選手のやる気を引き出すモチベーターで、熱血漢でもある。敗れたW杯ドイツ戦の試合終了後には男泣きする場面も 【写真:Action Images/アフロ】

 ハリルホジッチは、ボスニア南部のヘルツェゴビナはヤブラニッツァの出身で、1952年(昭和27年)生まれの62歳。ベレジュ・モスタルのエースとして、ユーゴスラビアカップ(あるいはチトー元帥カップ)で優勝(81年)。ユーゴスラビア代表として、82年のW杯スペイン大会にも出場している。だが、ここで注目したいのが、同郷の先輩(11歳違う)、イビチャ・オシム元日本代表監督との不思議な縁である。

 実は81年のユーゴ杯決勝で破った相手は、オシム監督のジェリェズニチャル・サラエボだった。この試合、ハリルホジッチの2得点でベレジュが3−2の逆転勝ち。現役時代はオシム監督のタイトル獲得を阻んだライバルチームのエースだったわけだ。指導者になってからも、両者の親交は続く。オシム率いる日本代表が、アジアカップ予選でサウジアラビアを訪れた06年9月、たまたま試合会場となったジェッダのアル・イテハドの監督が、ハリルホジッチだった。オシム・ジャパンは時差ボケ対策のために、午後11時にジェッダに到着すると、そのままスタジアムに直行して深夜2時まで練習を行ったのだが、その際にもハリルホジッチがわざわざ見学に訪れて、オシムと旧交を温めていた。

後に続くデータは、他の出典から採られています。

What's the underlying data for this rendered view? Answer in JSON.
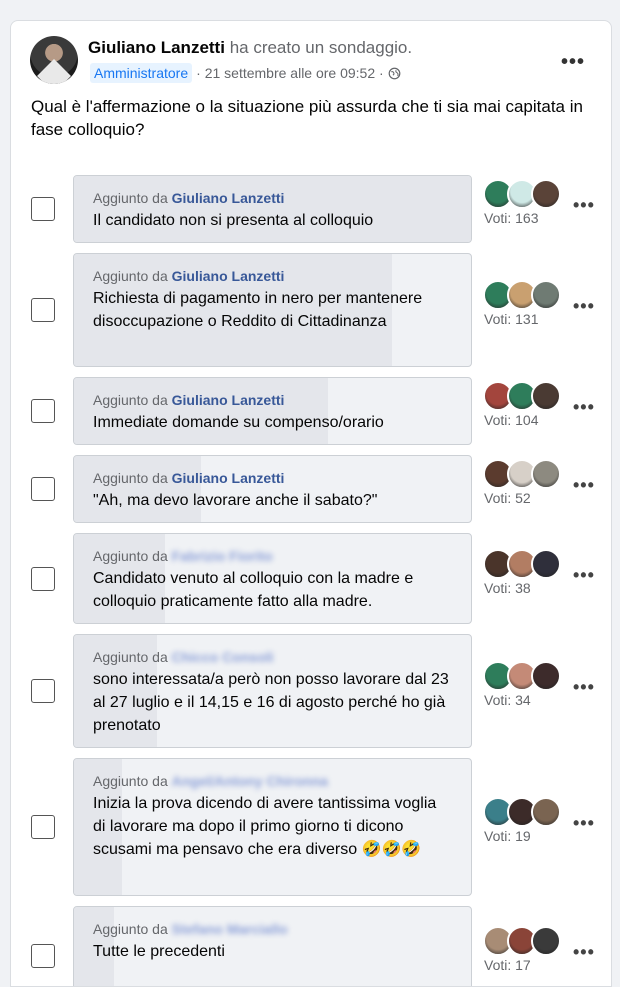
{
  "post": {
    "author": "Giuliano Lanzetti",
    "action": "ha creato un sondaggio.",
    "role_badge": "Amministratore",
    "timestamp": "· 21 settembre alle ore 09:52 ·",
    "privacy_icon": "globe-icon",
    "more_icon": "•••",
    "question": "Qual è l'affermazione o la situazione più assurda che ti sia mai capitata in fase colloquio?"
  },
  "poll": {
    "added_prefix": "Aggiunto da",
    "options": [
      {
        "author": "Giuliano Lanzetti",
        "author_blurred": false,
        "text": "Il candidato non si presenta al colloquio",
        "votes": "Voti: 163",
        "fill": 1.0,
        "voters": [
          "#2e7d5b",
          "#cfe9e6",
          "#5a4338"
        ]
      },
      {
        "author": "Giuliano Lanzetti",
        "author_blurred": false,
        "text": "Richiesta di pagamento in nero per mantenere disoccupazione o Reddito di Cittadinanza",
        "votes": "Voti: 131",
        "fill": 0.8,
        "voters": [
          "#2e7d5b",
          "#c9a070",
          "#6f7b73"
        ]
      },
      {
        "author": "Giuliano Lanzetti",
        "author_blurred": false,
        "text": "Immediate domande su compenso/orario",
        "votes": "Voti: 104",
        "fill": 0.64,
        "voters": [
          "#a3453d",
          "#2e7d5b",
          "#4a3a33"
        ]
      },
      {
        "author": "Giuliano Lanzetti",
        "author_blurred": false,
        "text": "\"Ah, ma devo lavorare anche il sabato?\"",
        "votes": "Voti: 52",
        "fill": 0.32,
        "voters": [
          "#5b3b2e",
          "#d7d0c8",
          "#8d8a80"
        ]
      },
      {
        "author": "Fabrizio Fiorito",
        "author_blurred": true,
        "text": "Candidato venuto al colloquio con la madre e colloquio praticamente fatto alla madre.",
        "votes": "Voti: 38",
        "fill": 0.23,
        "voters": [
          "#4a342a",
          "#b27d63",
          "#2f2f3b"
        ]
      },
      {
        "author": "Chicco Consoli",
        "author_blurred": true,
        "text": "sono interessata/a però non posso lavorare dal 23 al 27 luglio e il 14,15 e 16 di agosto perché ho già prenotato",
        "votes": "Voti: 34",
        "fill": 0.21,
        "voters": [
          "#2e7d5b",
          "#c48a77",
          "#3d2b2b"
        ]
      },
      {
        "author": "Angel/Antony Chironna",
        "author_blurred": true,
        "text": "Inizia la prova dicendo di avere tantissima voglia di lavorare ma dopo il primo giorno ti dicono scusami ma pensavo che era diverso 🤣🤣🤣",
        "votes": "Voti: 19",
        "fill": 0.12,
        "voters": [
          "#3b7f8a",
          "#3c2b29",
          "#7a6451"
        ]
      },
      {
        "author": "Stefano Marciallo",
        "author_blurred": true,
        "text": "Tutte le precedenti",
        "votes": "Voti: 17",
        "fill": 0.1,
        "voters": [
          "#a88c75",
          "#8a4438",
          "#3a3a3a"
        ]
      }
    ]
  }
}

 それから2年後、2人は日本で再会を果たしている。08年のキリンカップで、ハリルホジッチはコートジボワール代表監督として来日。その前年に病に倒れてリハビリ中だったオシムは、横浜・三ツ沢で行われたコートジボワール対パラグアイの試合を観戦している。その日、ハリルホジッチはオシムに、ユニホームをプレゼントすることを約束していた。ところが、オシムが試合後の混雑を嫌って早めに帰りたがっていたため、まだ試合中だったにもかかわらず、ベンチに座っていた選手に有無も言わさずユニホームを脱がせて、それを持って帰ってもらった。なかなか義理がたい人情家(?)でもある。ちなみに、オシムにユニホームをプレゼントしたのは、コロ・トゥーレだった。